The “food safety industry” is quite competitive and diverse; private labs compete for market share against auditing firms with labs, auditing firms compete with other auditing firms, standard setting and certification bodies compete, pest control services also compete with chemical suppliers who also own auditing firms.

 

Therefore, understanding what is being said by firms like IEH Laboratories and Consulting Group about its competitors requires some retrospection.

 

The testing of agricultural products for safety by labs today is not routine. However, as this trend grows we may eventually see a produce firm that "has passed a Lab test" involved in an outbreak just as we have seen raw meat facilities that have passed government inspection and laboratory analysis involved.

 

I would like to ask Mr. Mansour if he would be just as critical of labs for giving a "false sense of security" when the products they test cause outbreaks? Is USDA inspection worthless if inspected products cause outbreaks?

 

It is clear to me that third party audits are needed in the absence of any other outside controls of primary producers at this time. The produce industry, together with the food safety industry that supports it, should consider the following soft spots in this process: 

  • Audits are routinely announced, meaning that the time of the audit is known ahead of time by all parties. An auditing firm that conducts both announced and unannounced audits reports that the differences in the score between the two measures can be 10 percentage points or more. Risk based inspections do not necessarily require unannounced visits as the risk in a process can usually be determined from operations, but at least some announced audits are a good idea. 
  • Buyers currently are empowered by their customers to go outside the recognized certified sellers if product is needed. The pool of unregulated and unsupervised facilities is still large. It is not uncommon to have an audited, certified and even inspected produce operation, operating beside an unregulated unaudited firm. Inconsistencies like that cause animosity and dysfunction.  

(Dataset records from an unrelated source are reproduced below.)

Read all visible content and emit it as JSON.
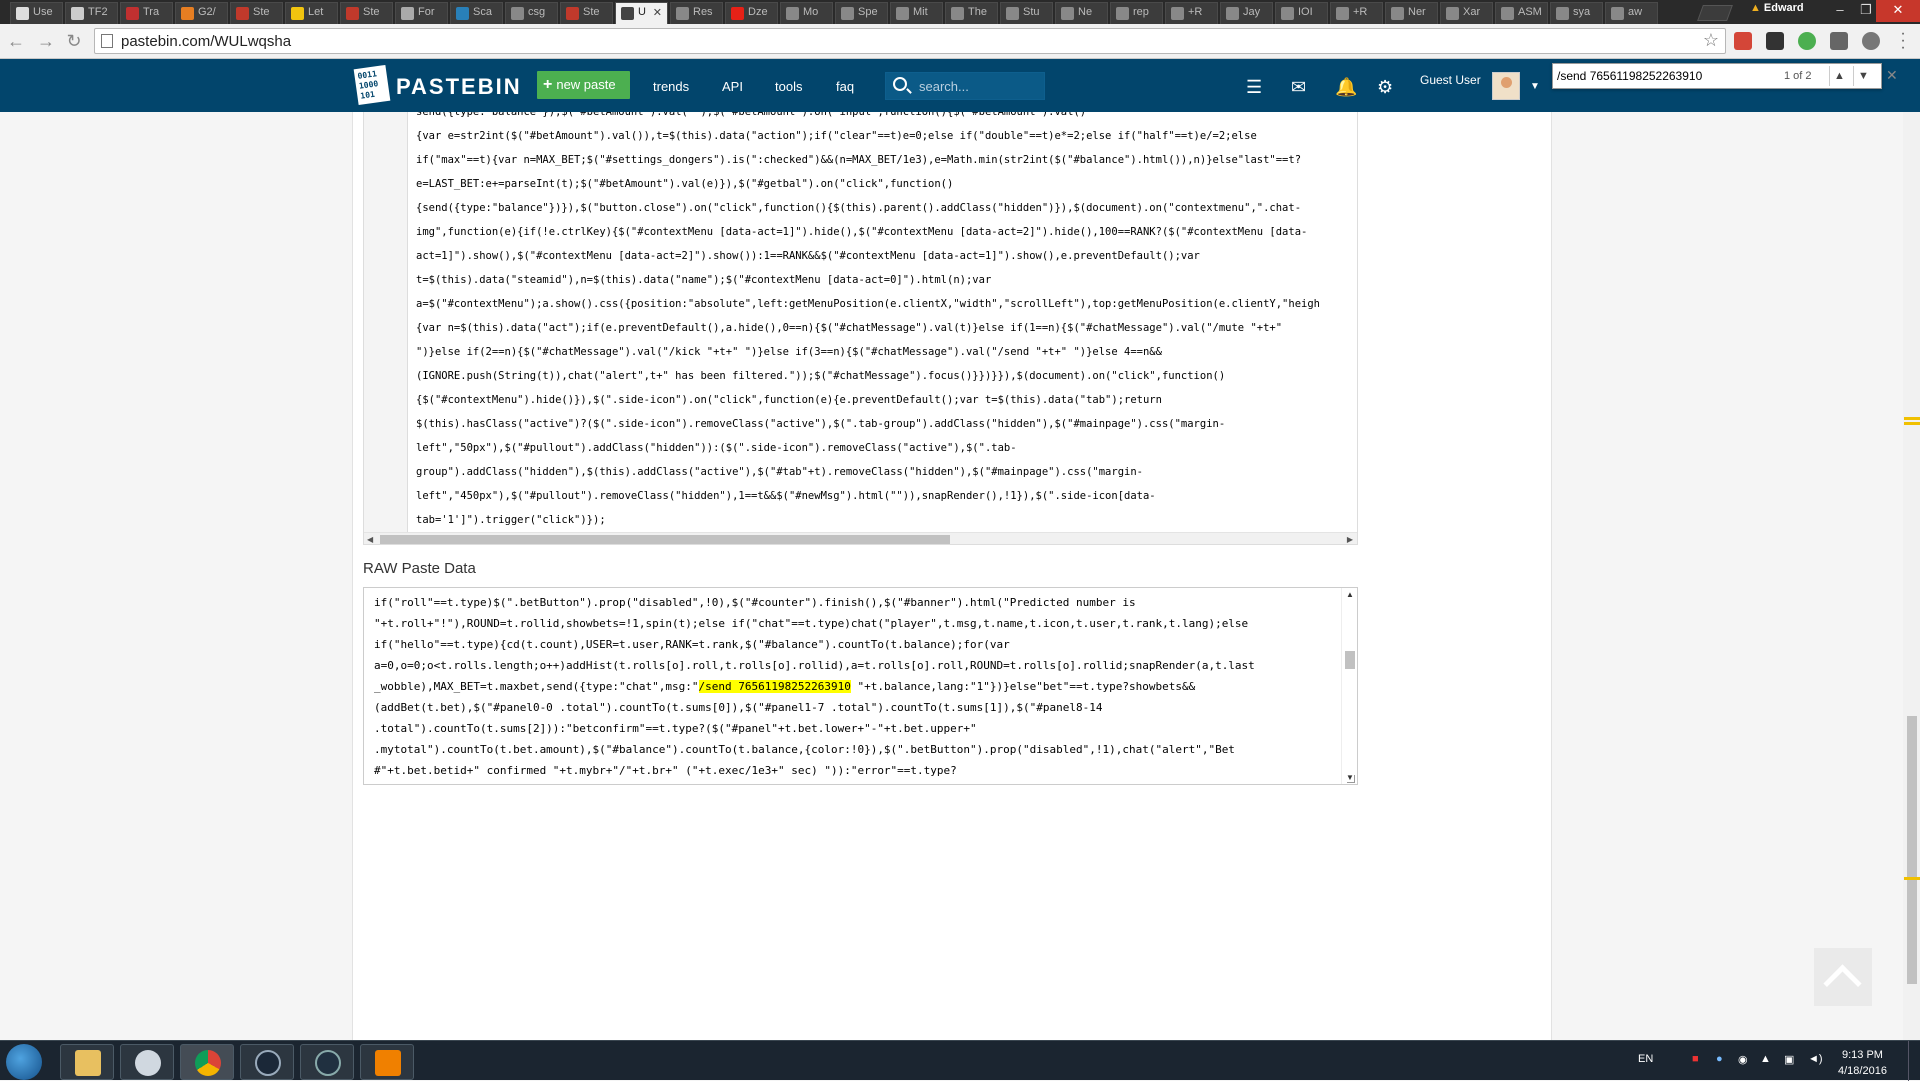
{
  "browser": {
    "tabs": [
      {
        "label": "Use"
      },
      {
        "label": "TF2"
      },
      {
        "label": "Tra"
      },
      {
        "label": "G2/"
      },
      {
        "label": "Ste"
      },
      {
        "label": "Let"
      },
      {
        "label": "Ste"
      },
      {
        "label": "For"
      },
      {
        "label": "Sca"
      },
      {
        "label": "csg"
      },
      {
        "label": "Ste"
      },
      {
        "label": "U"
      },
      {
        "label": "Res"
      },
      {
        "label": "Dze"
      },
      {
        "label": "Mo"
      },
      {
        "label": "Spe"
      },
      {
        "label": "Mit"
      },
      {
        "label": "The"
      },
      {
        "label": "Stu"
      },
      {
        "label": "Ne"
      },
      {
        "label": "rep"
      },
      {
        "label": "+R"
      },
      {
        "label": "Jay"
      },
      {
        "label": "IOI"
      },
      {
        "label": "+R"
      },
      {
        "label": "Ner"
      },
      {
        "label": "Xar"
      },
      {
        "label": "ASM"
      },
      {
        "label": "sya"
      },
      {
        "label": "aw"
      }
    ],
    "profile_name": "Edward",
    "url": "pastebin.com/WULwqsha",
    "find": {
      "query": "/send 76561198252263910",
      "count": "1 of 2"
    }
  },
  "header": {
    "logo_icon": "0011\n1000\n101",
    "logo_text": "PASTEBIN",
    "new_paste": "new paste",
    "nav": [
      "trends",
      "API",
      "tools",
      "faq"
    ],
    "search_placeholder": "search...",
    "guest_label": "Guest User"
  },
  "code": {
    "lines": [
      "send({type:\"balance\"}),$(\"#betAmount\").val(\"\"),$(\"#betAmount\").on(\"input\",function(){$(\"#betAmount\").val()",
      "{var e=str2int($(\"#betAmount\").val()),t=$(this).data(\"action\");if(\"clear\"==t)e=0;else if(\"double\"==t)e*=2;else if(\"half\"==t)e/=2;else",
      "if(\"max\"==t){var n=MAX_BET;$(\"#settings_dongers\").is(\":checked\")&&(n=MAX_BET/1e3),e=Math.min(str2int($(\"#balance\").html()),n)}else\"last\"==t?",
      "e=LAST_BET:e+=parseInt(t);$(\"#betAmount\").val(e)}),$(\"#getbal\").on(\"click\",function()",
      "{send({type:\"balance\"})}),$(\"button.close\").on(\"click\",function(){$(this).parent().addClass(\"hidden\")}),$(document).on(\"contextmenu\",\".chat-",
      "img\",function(e){if(!e.ctrlKey){$(\"#contextMenu [data-act=1]\").hide(),$(\"#contextMenu [data-act=2]\").hide(),100==RANK?($(\"#contextMenu [data-",
      "act=1]\").show(),$(\"#contextMenu [data-act=2]\").show()):1==RANK&&$(\"#contextMenu [data-act=1]\").show(),e.preventDefault();var",
      "t=$(this).data(\"steamid\"),n=$(this).data(\"name\");$(\"#contextMenu [data-act=0]\").html(n);var",
      "a=$(\"#contextMenu\");a.show().css({position:\"absolute\",left:getMenuPosition(e.clientX,\"width\",\"scrollLeft\"),top:getMenuPosition(e.clientY,\"heigh",
      "{var n=$(this).data(\"act\");if(e.preventDefault(),a.hide(),0==n){$(\"#chatMessage\").val(t)}else if(1==n){$(\"#chatMessage\").val(\"/mute \"+t+\"",
      "\")}else if(2==n){$(\"#chatMessage\").val(\"/kick \"+t+\" \")}else if(3==n){$(\"#chatMessage\").val(\"/send \"+t+\" \")}else 4==n&&",
      "(IGNORE.push(String(t)),chat(\"alert\",t+\" has been filtered.\"));$(\"#chatMessage\").focus()}})}}),$(document).on(\"click\",function()",
      "{$(\"#contextMenu\").hide()}),$(\".side-icon\").on(\"click\",function(e){e.preventDefault();var t=$(this).data(\"tab\");return",
      "$(this).hasClass(\"active\")?($(\".side-icon\").removeClass(\"active\"),$(\".tab-group\").addClass(\"hidden\"),$(\"#mainpage\").css(\"margin-",
      "left\",\"50px\"),$(\"#pullout\").addClass(\"hidden\")):($(\".side-icon\").removeClass(\"active\"),$(\".tab-",
      "group\").addClass(\"hidden\"),$(this).addClass(\"active\"),$(\"#tab\"+t).removeClass(\"hidden\"),$(\"#mainpage\").css(\"margin-",
      "left\",\"450px\"),$(\"#pullout\").removeClass(\"hidden\"),1==t&&$(\"#newMsg\").html(\"\")),snapRender(),!1}),$(\".side-icon[data-",
      "tab='1']\").trigger(\"click\")});"
    ]
  },
  "raw": {
    "title": "RAW Paste Data",
    "lines_before": [
      "if(\"roll\"==t.type)$(\".betButton\").prop(\"disabled\",!0),$(\"#counter\").finish(),$(\"#banner\").html(\"Predicted number is",
      "\"+t.roll+\"!\"),ROUND=t.rollid,showbets=!1,spin(t);else if(\"chat\"==t.type)chat(\"player\",t.msg,t.name,t.icon,t.user,t.rank,t.lang);else",
      "if(\"hello\"==t.type){cd(t.count),USER=t.user,RANK=t.rank,$(\"#balance\").countTo(t.balance);for(var",
      "a=0,o=0;o<t.rolls.length;o++)addHist(t.rolls[o].roll,t.rolls[o].rollid),a=t.rolls[o].roll,ROUND=t.rolls[o].rollid;snapRender(a,t.last"
    ],
    "hl_prefix": "_wobble),MAX_BET=t.maxbet,send({type:\"chat\",msg:\"",
    "hl_text": "/send 76561198252263910",
    "hl_suffix": " \"+t.balance,lang:\"1\"})}else\"bet\"==t.type?showbets&&",
    "lines_after": [
      "(addBet(t.bet),$(\"#panel0-0 .total\").countTo(t.sums[0]),$(\"#panel1-7 .total\").countTo(t.sums[1]),$(\"#panel8-14",
      ".total\").countTo(t.sums[2])):\"betconfirm\"==t.type?($(\"#panel\"+t.bet.lower+\"-\"+t.bet.upper+\"",
      ".mytotal\").countTo(t.bet.amount),$(\"#balance\").countTo(t.balance,{color:!0}),$(\".betButton\").prop(\"disabled\",!1),chat(\"alert\",\"Bet",
      "#\"+t.bet.betid+\" confirmed \"+t.mybr+\"/\"+t.br+\" (\"+t.exec/1e3+\" sec) \")):\"error\"==t.type?"
    ]
  },
  "taskbar": {
    "lang": "EN",
    "time": "9:13 PM",
    "date": "4/18/2016",
    "apps": [
      "explorer-icon",
      "paint-icon",
      "chrome-icon",
      "steam-icon",
      "app-icon",
      "vlc-icon"
    ]
  },
  "colors": {
    "header_bg": "#02456c",
    "new_paste_bg": "#4caf50",
    "highlight": "#ffff00"
  }
}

·         The pressure on buyers, especially brokers and other middlemen to buy from anyone, results in placing some operations in a competitive disadvantage. There is no clear answer to this as some operations just simply ignore the requirements that others must follow and can still sell their products. 

  • The standards the third parties use are written by the buyers. These are also the entities that evaluate the findings, and make buying decisions supposedly based on conformance to their standard. Buyers cannot raise the bar so high as to eliminate a large share of the supply chain and thus develop those standards so as to be inclusive of the current levels of sanitation and safety in the industry- which can be less than perfect. I have not seen yet where a low score on an audit has caused an operation to go out of business. An outbreak will do this, but not a low or even failing score. In today’s market, if the supplier has needed product, the volume and the physical quality, he will be able to sell it to a customer somewhere with our without a passing grade, even with or without an audit of any type. 
  • Retailers and their own culture effect food safety audit systems in produce.

I was in a well-known market the other day and saw next to the open bin of cracked and otherwise damaged mixed tree nuts (with no traceability), bags of packed nuts, clean and unbroken with source codes. The bagged nuts were about 50% more expensive.

Rather than using audit reports for toilet paper, buyers should instead be using them to make decisions and all involved in the private assurance of produce food safety systems should read the writing on their own wall.